Es wird warm ...

Kitz-Wochenende erwartet Fans mit Sonne und Föhn

Ski Alpin
19.01.2026 12:58
Porträt von krone Sport
Von krone Sport

Die Trainingsläufe auf der Streif in Kitzbühel ab Dienstag werden laut Prognose der Geosphere Austria in der Sonne stattfinden. Zum Rennwochenende des Ski-Weltcups am Hahnenkamm, das am Freitag mit dem Super-G startet, mischt sich wohl Föhn ins Wettergeschehen. Das dürfte auch so bleiben, wenngleich für die Abfahrt am Samstag und den Slalom am Sonntag noch reichlich Unsicherheit mitschwingt.

„Dienstag, Mittwoch und Donnerstag scheint im Raum Kitzbühel nahezu ungetrübt die Sonne“, sagte Meteorologe Alexander Radlherr von der Geosphere Austria. „Besonders in Lagen um 1.000 Meter Seehöhe hat es tagsüber Temperaturen knapp über null Grad. Aufgrund der sehr trockenen Luft ist aber kein relevantes Tauwetter zu erwarten.“

Föhn kommt zu den Rennen
Am Rennwochenende selbst ändert sich das Wetter ein wenig: „Beim Super-G am Freitag nimmt die Föhnströmung etwas zu, und von Süden her ziehen einige Schleierwolken über den Himmel, die den sonnigen Eindruck aber nur zeitweise trüben. Die Prognose für die Abfahrt am Samstag ist noch etwas unsicher.
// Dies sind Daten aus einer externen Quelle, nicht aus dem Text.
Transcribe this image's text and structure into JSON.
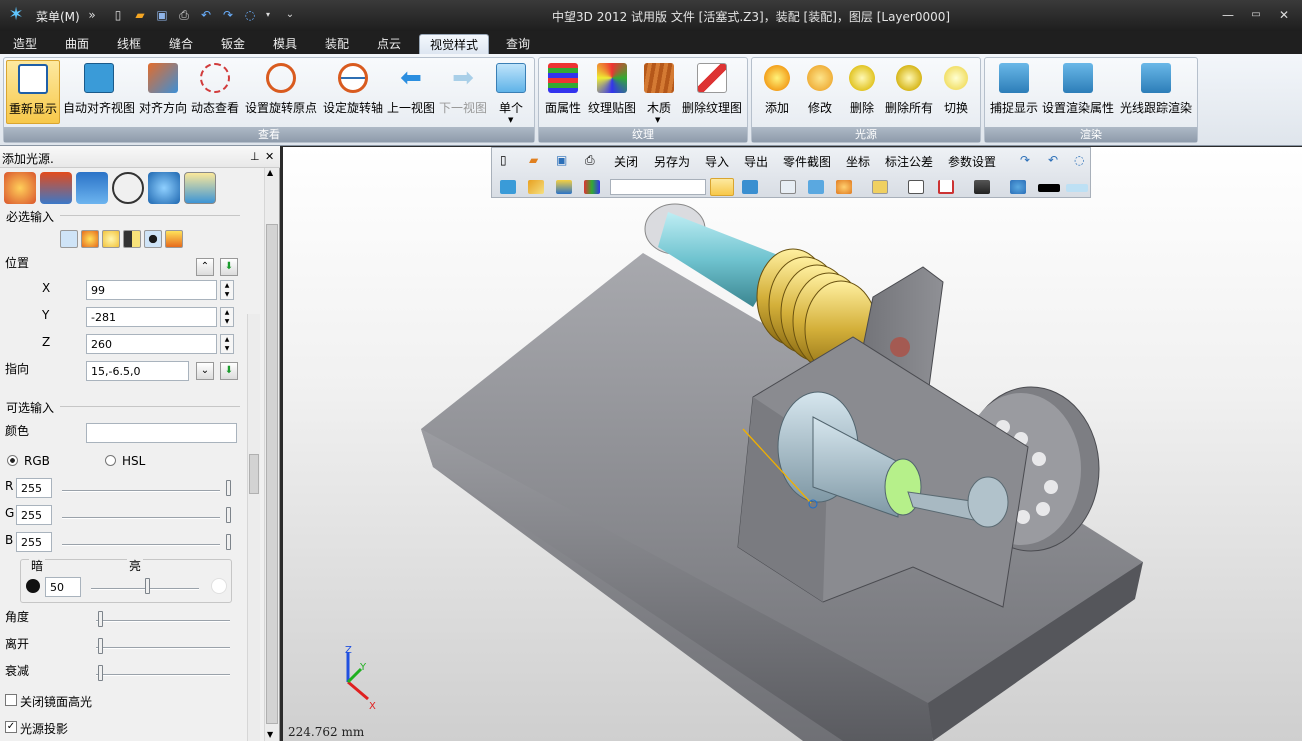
{
  "titlebar": {
    "menu_label": "菜单(M)",
    "title": "中望3D 2012 试用版        文件 [活塞式.Z3]，装配 [装配]，图层 [Layer0000]"
  },
  "tabs": [
    "造型",
    "曲面",
    "线框",
    "缝合",
    "钣金",
    "模具",
    "装配",
    "点云",
    "视觉样式",
    "查询"
  ],
  "active_tab": "视觉样式",
  "ribbon": {
    "groups": {
      "view": "查看",
      "texture": "纹理",
      "light": "光源",
      "render": "渲染"
    },
    "view_buttons": [
      "重新显示",
      "自动对齐视图",
      "对齐方向",
      "动态查看",
      "设置旋转原点",
      "设定旋转轴",
      "上一视图",
      "下一视图",
      "单个"
    ],
    "texture_buttons": [
      "面属性",
      "纹理贴图",
      "木质",
      "删除纹理图"
    ],
    "light_buttons": [
      "添加",
      "修改",
      "删除",
      "删除所有",
      "切换"
    ],
    "render_buttons": [
      "捕捉显示",
      "设置渲染属性",
      "光线跟踪渲染"
    ]
  },
  "panel": {
    "title": "添加光源.",
    "required": "必选输入",
    "position_label": "位置",
    "x_label": "X",
    "x_value": "99",
    "y_label": "Y",
    "y_value": "-281",
    "z_label": "Z",
    "z_value": "260",
    "direction_label": "指向",
    "direction_value": "15,-6.5,0",
    "optional": "可选输入",
    "color_label": "颜色",
    "rgb_label": "RGB",
    "hsl_label": "HSL",
    "r_label": "R",
    "r_value": "255",
    "g_label": "G",
    "g_value": "255",
    "b_label": "B",
    "b_value": "255",
    "dark_label": "暗",
    "bright_label": "亮",
    "intensity_value": "50",
    "angle_label": "角度",
    "distance_label": "离开",
    "falloff_label": "衰减",
    "close_specular_label": "关闭镜面高光",
    "shadow_label": "光源投影"
  },
  "float_toolbar": {
    "items": [
      "关闭",
      "另存为",
      "导入",
      "导出",
      "零件截图",
      "坐标",
      "标注公差",
      "参数设置"
    ]
  },
  "status": {
    "scale": "224.762 mm"
  },
  "axis": {
    "x": "X",
    "y": "Y",
    "z": "Z"
  }
}
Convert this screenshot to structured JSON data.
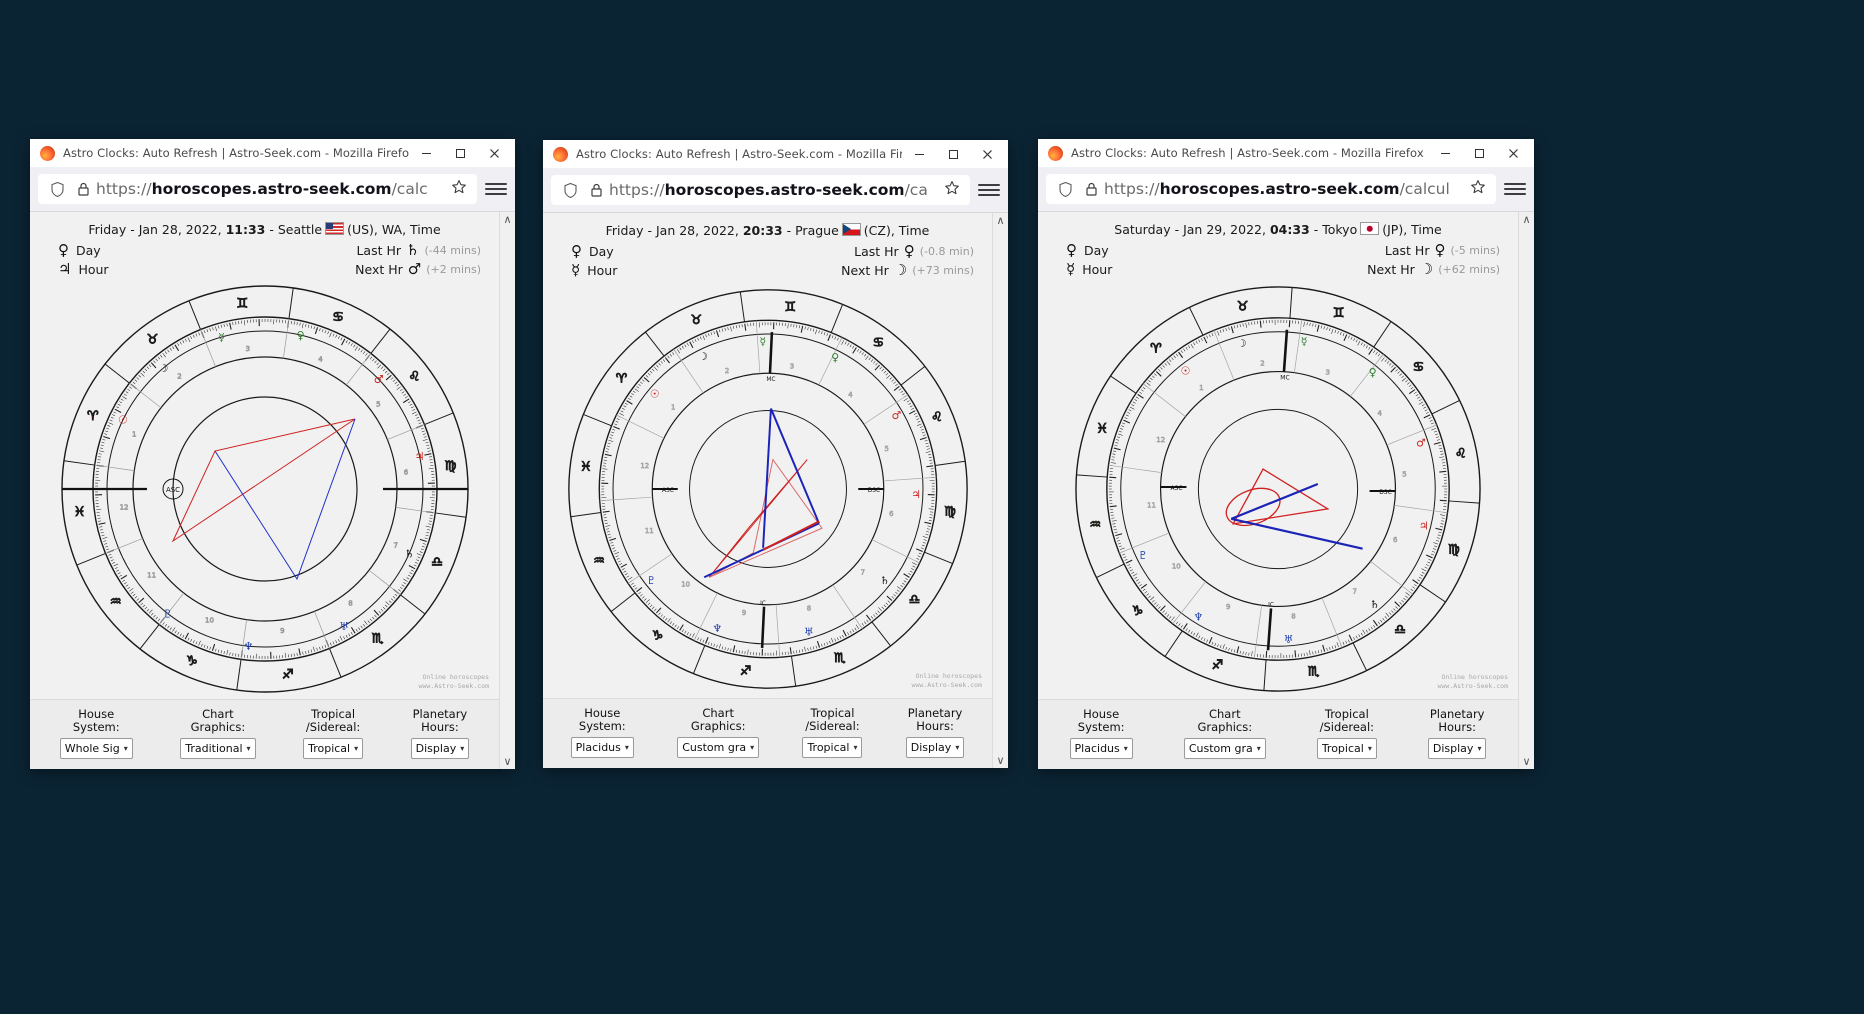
{
  "browser": {
    "window_title": "Astro Clocks: Auto Refresh | Astro-Seek.com - Mozilla Firefox",
    "minimize_label": "—",
    "maximize_label": "□",
    "close_label": "✕",
    "scroll_up_label": "∧",
    "scroll_down_label": "∨"
  },
  "windows": [
    {
      "url_prefix": "https://",
      "url_bold": "horoscopes.astro-seek.com",
      "url_suffix": "/calc",
      "date": {
        "weekday": "Friday",
        "sep1": " - ",
        "date": "Jan 28, 2022,",
        "time": "11:33",
        "sep2": " - ",
        "city": "Seattle",
        "flag": "flag-us",
        "country": "(US), WA, Time"
      },
      "day_ruler": {
        "glyph": "♀",
        "label": "Day"
      },
      "hour_ruler": {
        "glyph": "♃",
        "label": "Hour"
      },
      "last_hour": {
        "label": "Last Hr",
        "glyph": "♄",
        "mins": "(-44 mins)"
      },
      "next_hour": {
        "label": "Next Hr",
        "glyph": "♂",
        "mins": "(+2 mins)"
      },
      "credit": "Online horoscopes\nwww.Astro-Seek.com",
      "controls": [
        {
          "label": "House\nSystem:",
          "value": "Whole Sig"
        },
        {
          "label": "Chart\nGraphics:",
          "value": "Traditional"
        },
        {
          "label": "Tropical\n/Sidereal:",
          "value": "Tropical"
        },
        {
          "label": "Planetary\nHours:",
          "value": "Display"
        }
      ]
    },
    {
      "url_prefix": "https://",
      "url_bold": "horoscopes.astro-seek.com",
      "url_suffix": "/ca",
      "date": {
        "weekday": "Friday",
        "sep1": " - ",
        "date": "Jan 28, 2022,",
        "time": "20:33",
        "sep2": " - ",
        "city": "Prague",
        "flag": "flag-cz",
        "country": "(CZ), Time"
      },
      "day_ruler": {
        "glyph": "♀",
        "label": "Day"
      },
      "hour_ruler": {
        "glyph": "☿",
        "label": "Hour"
      },
      "last_hour": {
        "label": "Last Hr",
        "glyph": "♀",
        "mins": "(-0.8 min)"
      },
      "next_hour": {
        "label": "Next Hr",
        "glyph": "☽",
        "mins": "(+73 mins)"
      },
      "credit": "Online horoscopes\nwww.Astro-Seek.com",
      "controls": [
        {
          "label": "House\nSystem:",
          "value": "Placidus"
        },
        {
          "label": "Chart\nGraphics:",
          "value": "Custom gra"
        },
        {
          "label": "Tropical\n/Sidereal:",
          "value": "Tropical"
        },
        {
          "label": "Planetary\nHours:",
          "value": "Display"
        }
      ]
    },
    {
      "url_prefix": "https://",
      "url_bold": "horoscopes.astro-seek.com",
      "url_suffix": "/calcul",
      "date": {
        "weekday": "Saturday",
        "sep1": " - ",
        "date": "Jan 29, 2022,",
        "time": "04:33",
        "sep2": " - ",
        "city": "Tokyo",
        "flag": "flag-jp",
        "country": "(JP), Time"
      },
      "day_ruler": {
        "glyph": "♀",
        "label": "Day"
      },
      "hour_ruler": {
        "glyph": "☿",
        "label": "Hour"
      },
      "last_hour": {
        "label": "Last Hr",
        "glyph": "♀",
        "mins": "(-5 mins)"
      },
      "next_hour": {
        "label": "Next Hr",
        "glyph": "☽",
        "mins": "(+62 mins)"
      },
      "credit": "Online horoscopes\nwww.Astro-Seek.com",
      "controls": [
        {
          "label": "House\nSystem:",
          "value": "Placidus"
        },
        {
          "label": "Chart\nGraphics:",
          "value": "Custom gra"
        },
        {
          "label": "Tropical\n/Sidereal:",
          "value": "Tropical"
        },
        {
          "label": "Planetary\nHours:",
          "value": "Display"
        }
      ]
    }
  ],
  "zodiac_signs": [
    "♈",
    "♉",
    "♊",
    "♋",
    "♌",
    "♍",
    "♎",
    "♏",
    "♐",
    "♑",
    "♒",
    "♓"
  ],
  "planet_glyphs": [
    "☉",
    "☽",
    "☿",
    "♀",
    "♂",
    "♃",
    "♄",
    "♅",
    "♆",
    "♇"
  ],
  "house_numbers": [
    "1",
    "2",
    "3",
    "4",
    "5",
    "6",
    "7",
    "8",
    "9",
    "10",
    "11",
    "12"
  ],
  "chart_labels": {
    "asc": "ASC",
    "mc": "MC",
    "dsc": "DSC",
    "ic": "IC"
  },
  "colors": {
    "desktop_bg": "#0b2434",
    "window_bg": "#f0f0f0",
    "page_bg": "#f1f1f1",
    "chart_line": "#1a1a1a",
    "aspect_red": "#d02020",
    "aspect_blue": "#2030c8",
    "sign_fire": "#c81e1e",
    "sign_earth": "#2c7a2c",
    "sign_air": "#b88a10",
    "sign_water": "#1e3fa8"
  }
}
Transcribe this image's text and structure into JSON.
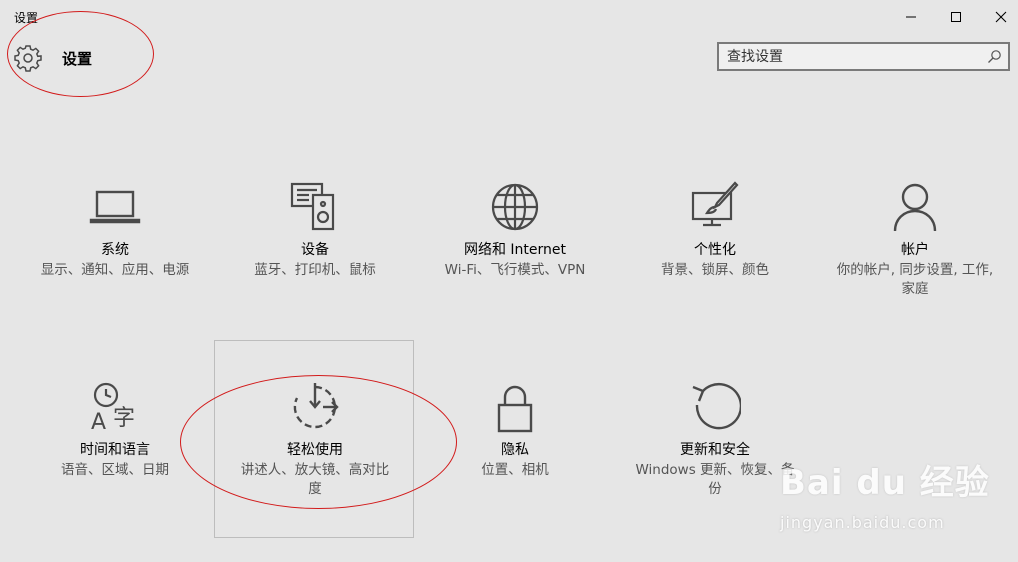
{
  "window": {
    "title": "设置"
  },
  "header": {
    "title": "设置"
  },
  "search": {
    "placeholder": "查找设置"
  },
  "tiles": [
    {
      "name": "系统",
      "desc": "显示、通知、应用、电源",
      "icon": "laptop-icon"
    },
    {
      "name": "设备",
      "desc": "蓝牙、打印机、鼠标",
      "icon": "devices-icon"
    },
    {
      "name": "网络和 Internet",
      "desc": "Wi-Fi、飞行模式、VPN",
      "icon": "globe-icon"
    },
    {
      "name": "个性化",
      "desc": "背景、锁屏、颜色",
      "icon": "personalization-icon"
    },
    {
      "name": "帐户",
      "desc": "你的帐户, 同步设置, 工作, 家庭",
      "icon": "person-icon"
    },
    {
      "name": "时间和语言",
      "desc": "语音、区域、日期",
      "icon": "time-language-icon"
    },
    {
      "name": "轻松使用",
      "desc": "讲述人、放大镜、高对比度",
      "icon": "ease-of-access-icon"
    },
    {
      "name": "隐私",
      "desc": "位置、相机",
      "icon": "lock-icon"
    },
    {
      "name": "更新和安全",
      "desc": "Windows 更新、恢复、备份",
      "icon": "refresh-icon"
    }
  ],
  "watermark": {
    "logo": "Bai du 经验",
    "url": "jingyan.baidu.com"
  },
  "colors": {
    "background": "#e6e6e6",
    "icon": "#4a4a4a",
    "annotation": "#d21b1b"
  }
}
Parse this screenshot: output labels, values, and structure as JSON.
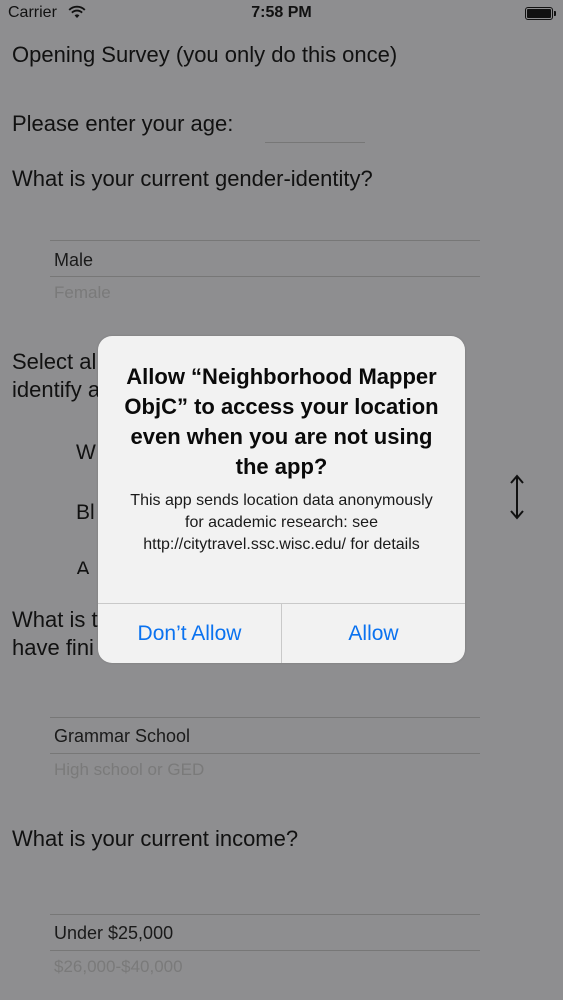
{
  "status_bar": {
    "carrier": "Carrier",
    "time": "7:58 PM",
    "wifi_icon": "wifi-icon",
    "battery_icon": "battery-icon"
  },
  "survey": {
    "title": "Opening Survey (you only do this once)",
    "age_label": "Please enter your age:",
    "gender_question": "What is your current gender-identity?",
    "gender_options": [
      "Male",
      "Female"
    ],
    "race_question_line1": "Select al",
    "race_question_line2": "identify a",
    "race_partial_options": [
      "W",
      "Bl",
      "A"
    ],
    "education_question_line1": "What is t",
    "education_question_line2": "have fini",
    "education_options": [
      "Grammar School",
      "High school or GED"
    ],
    "income_question": "What is your current income?",
    "income_options": [
      "Under $25,000",
      "$26,000-$40,000"
    ]
  },
  "alert": {
    "title": "Allow “Neighborhood Mapper ObjC” to access your location even when you are not using the app?",
    "message": "This app sends location data anonymously for academic research: see http://citytravel.ssc.wisc.edu/ for details",
    "buttons": {
      "dont_allow": "Don’t Allow",
      "allow": "Allow"
    },
    "accent_color": "#0a72f0"
  },
  "colors": {
    "dimmed_background": "#8e8e90",
    "alert_background": "#f2f2f2"
  }
}
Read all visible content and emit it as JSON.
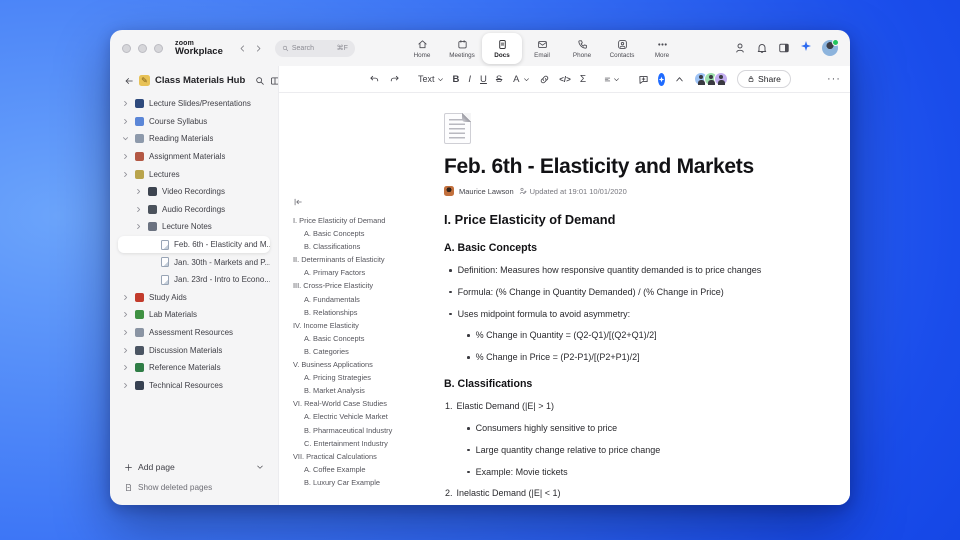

Nach aktuellem Stand der Prognose bleibt das leicht föhnige Wetter mit durchziehenden Wolkenfeldern erhalten und es sind keine größeren Neuschneemengen zu erwarten. Für den Slalom am Sonntag sieht es derzeit nach einer Mischung aus Sonne und Wolken aus, bei Temperaturen knapp unter null Grad im Zielraum“, resümierte Radlherr.

Am Samstag steht die Hahnenkamm-Abfahrt auf dem Programm.
Am Samstag steht die Hahnenkamm-Abfahrt auf dem Programm.(Bild: Christof Birbaumer)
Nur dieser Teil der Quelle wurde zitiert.